A pair of new studies has suggested that 70 may be emerging as the new 40.
A study conducted by Oddfellows, a non-for-profit friendship group, has identified 70 and beyond as one of the happiest times in our lives, challenging the popular notion that life starts after 40.
Their survey of seniors found that one third of participants in their 70s reported feeling ‘very happy,’ while only one sixth of those in their 60s felt the same.
Much of that happiness appeared to revolve around retirement. Nearly two-thirds of participants in their 70s said that spending time with friends was what they enjoyed most about their golden years. They also said they enjoyed the freedom of their retirement years, noting that they could shop whenever they liked and no longer had to leave household chores for the weekend.
However, happiness isn’t the only area septuagenarians can overtake or at least match those living that youthful yet experienced stage of life in their 40s.
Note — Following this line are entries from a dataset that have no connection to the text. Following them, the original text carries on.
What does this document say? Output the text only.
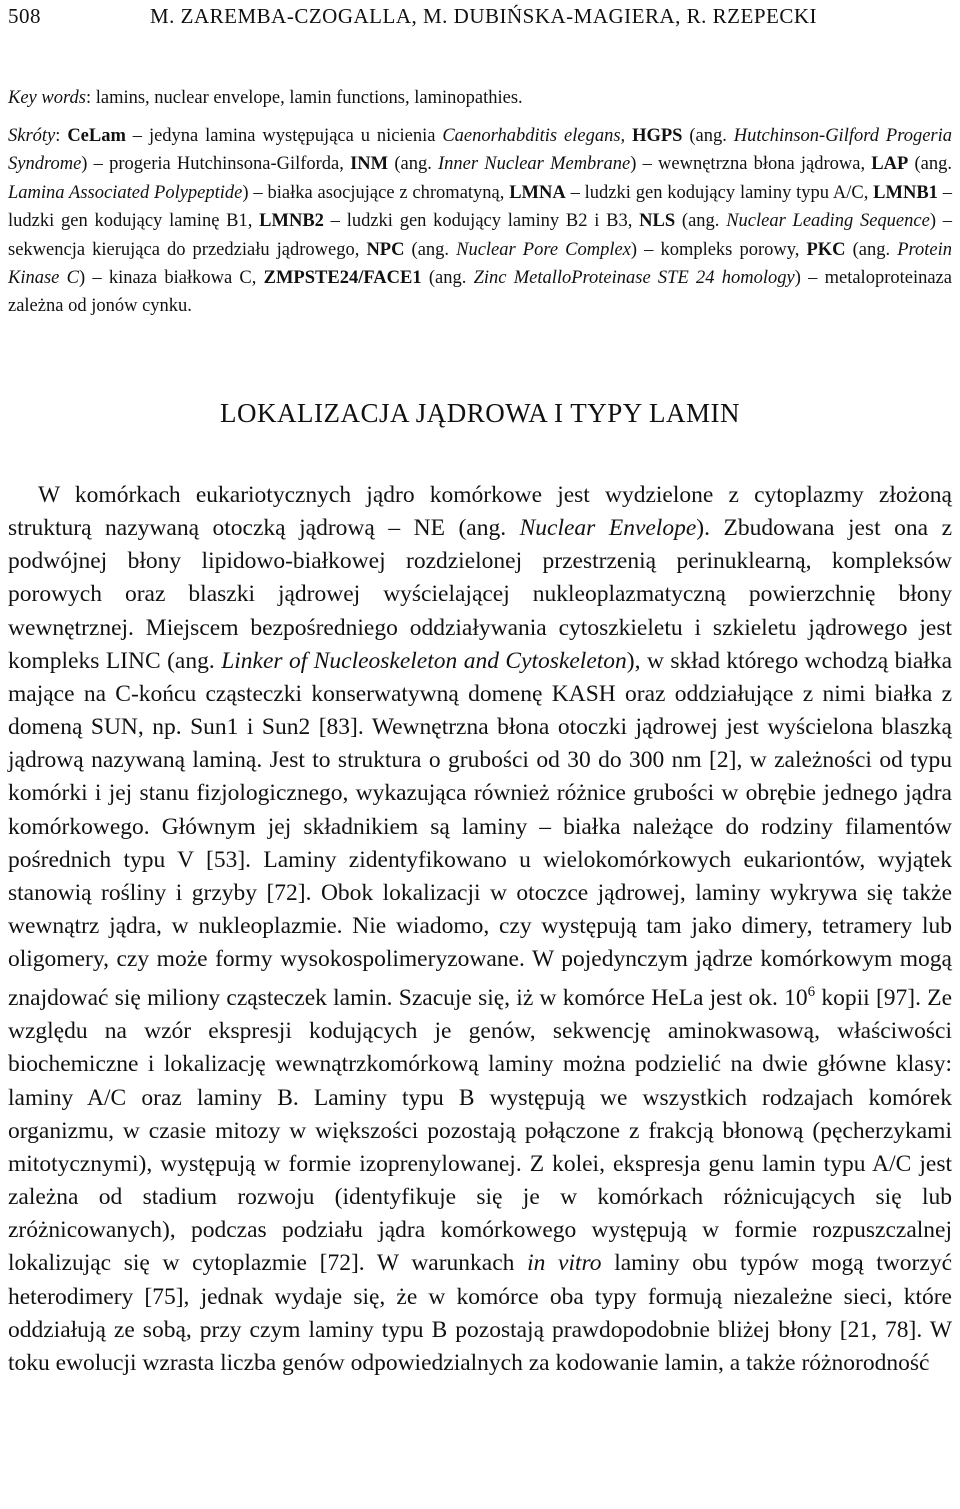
508	M. ZAREMBA-CZOGALLA, M. DUBIŃSKA-MAGIERA, R. RZEPECKI

Key words: lamins, nuclear envelope, lamin functions, laminopathies.

Skróty: CeLam – jedyna lamina występująca u nicienia Caenorhabditis elegans, HGPS (ang. Hutchinson-Gilford Progeria Syndrome) – progeria Hutchinsona-Gilforda, INM (ang. Inner Nuclear Membrane) – wewnętrzna błona jądrowa, LAP (ang. Lamina Associated Polypeptide) – białka asocjujące z chromatyną, LMNA – ludzki gen kodujący laminy typu A/C, LMNB1 – ludzki gen kodujący laminę B1, LMNB2 – ludzki gen kodujący laminy B2 i B3, NLS (ang. Nuclear Leading Sequence) – sekwencja kierująca do przedziału jądrowego, NPC (ang. Nuclear Pore Complex) – kompleks porowy, PKC (ang. Protein Kinase C) – kinaza białkowa C, ZMPSTE24/FACE1 (ang. Zinc MetalloProteinase STE 24 homology) – metaloproteinaza zależna od jonów cynku.

LOKALIZACJA JĄDROWA I TYPY LAMIN

W komórkach eukariotycznych jądro komórkowe jest wydzielone z cytoplazmy złożoną strukturą nazywaną otoczką jądrową – NE (ang. Nuclear Envelope). Zbudowana jest ona z podwójnej błony lipidowo-białkowej rozdzielonej przestrzenią perinuklearną, kompleksów porowych oraz blaszki jądrowej wyścielającej nukleoplazmatyczną powierzchnię błony wewnętrznej. Miejscem bezpośredniego oddziaływania cytoszkieletu i szkieletu jądrowego jest kompleks LINC (ang. Linker of Nucleoskeleton and Cytoskeleton), w skład którego wchodzą białka mające na C-końcu cząsteczki konserwatywną domenę KASH oraz oddziałujące z nimi białka z domeną SUN, np. Sun1 i Sun2 [83]. Wewnętrzna błona otoczki jądrowej jest wyścielona blaszką jądrową nazywaną laminą. Jest to struktura o grubości od 30 do 300 nm [2], w zależności od typu komórki i jej stanu fizjologicznego, wykazująca również różnice grubości w obrębie jednego jądra komórkowego. Głównym jej składnikiem są laminy – białka należące do rodziny filamentów pośrednich typu V [53]. Laminy zidentyfikowano u wielokomórkowych eukariontów, wyjątek stanowią rośliny i grzyby [72]. Obok lokalizacji w otoczce jądrowej, laminy wykrywa się także wewnątrz jądra, w nukleoplazmie. Nie wiadomo, czy występują tam jako dimery, tetramery lub oligomery, czy może formy wysokospolimeryzowane. W pojedynczym jądrze komórkowym mogą znajdować się miliony cząsteczek lamin. Szacuje się, iż w komórce HeLa jest ok. $10^6$ kopii [97]. Ze względu na wzór ekspresji kodujących je genów, sekwencję aminokwasową, właściwości biochemiczne i lokalizację wewnątrzkomórkową laminy można podzielić na dwie główne klasy: laminy A/C oraz laminy B. Laminy typu B występują we wszystkich rodzajach komórek organizmu, w czasie mitozy w większości pozostają połączone z frakcją błonową (pęcherzykami mitotycznymi), występują w formie izoprenylowanej. Z kolei, ekspresja genu lamin typu A/C jest zależna od stadium rozwoju (identyfikuje się je w komórkach różnicujących się lub zróżnicowanych), podczas podziału jądra komórkowego występują w formie rozpuszczalnej lokalizując się w cytoplazmie [72]. W warunkach in vitro laminy obu typów mogą tworzyć heterodimery [75], jednak wydaje się, że w komórce oba typy formują niezależne sieci, które oddziałują ze sobą, przy czym laminy typu B pozostają prawdopodobnie bliżej błony [21, 78]. W toku ewolucji wzrasta liczba genów odpowiedzialnych za kodowanie lamin, a także różnorodność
Another study published in the Journal of Applied Psychology has determined that people in their 70s who have been exercising regularly for decades are about as strong and have the heart and lung capacities of healthy people in their 40s.
Researchers compared people in their 70s who performed cardio workouts around five days (seven hours average) per week to those with similar fitness habits in their 40s. They assessed heart health by measuring each participant’s maximum oxygen consumption (VO2max) and performed muscle biopsies to determine capillary health — which supports blood flow — and the presence of aerobic enzymes. A decreased VO2 max can increase the risk of multiple chronic diseases and early death.
While VO2 max typically declines by around 10 percent per decade after 30, researchers found that the active 70-year-old participants maintained similar cardiovascular health to participants aged 40 to 45.
Researchers also tested a group of septuagenarians who trained at competition levels and found that some even bested their younger counterparts in cardiovascular capacity, while matching them in tests of muscle health and capillaries.
Not to worry, those looking to replicate the results needn’t run a triathlon.
Lead author of the study and director of the human Performance Laboratory at Ball State University Dr. Scott Trappe told Science News that walking 30 to 45 minutes a day would “have significant and substantial benefits.”
Perhaps a quick stroll should be squeezed into that unrestricted retirement schedule we love so much.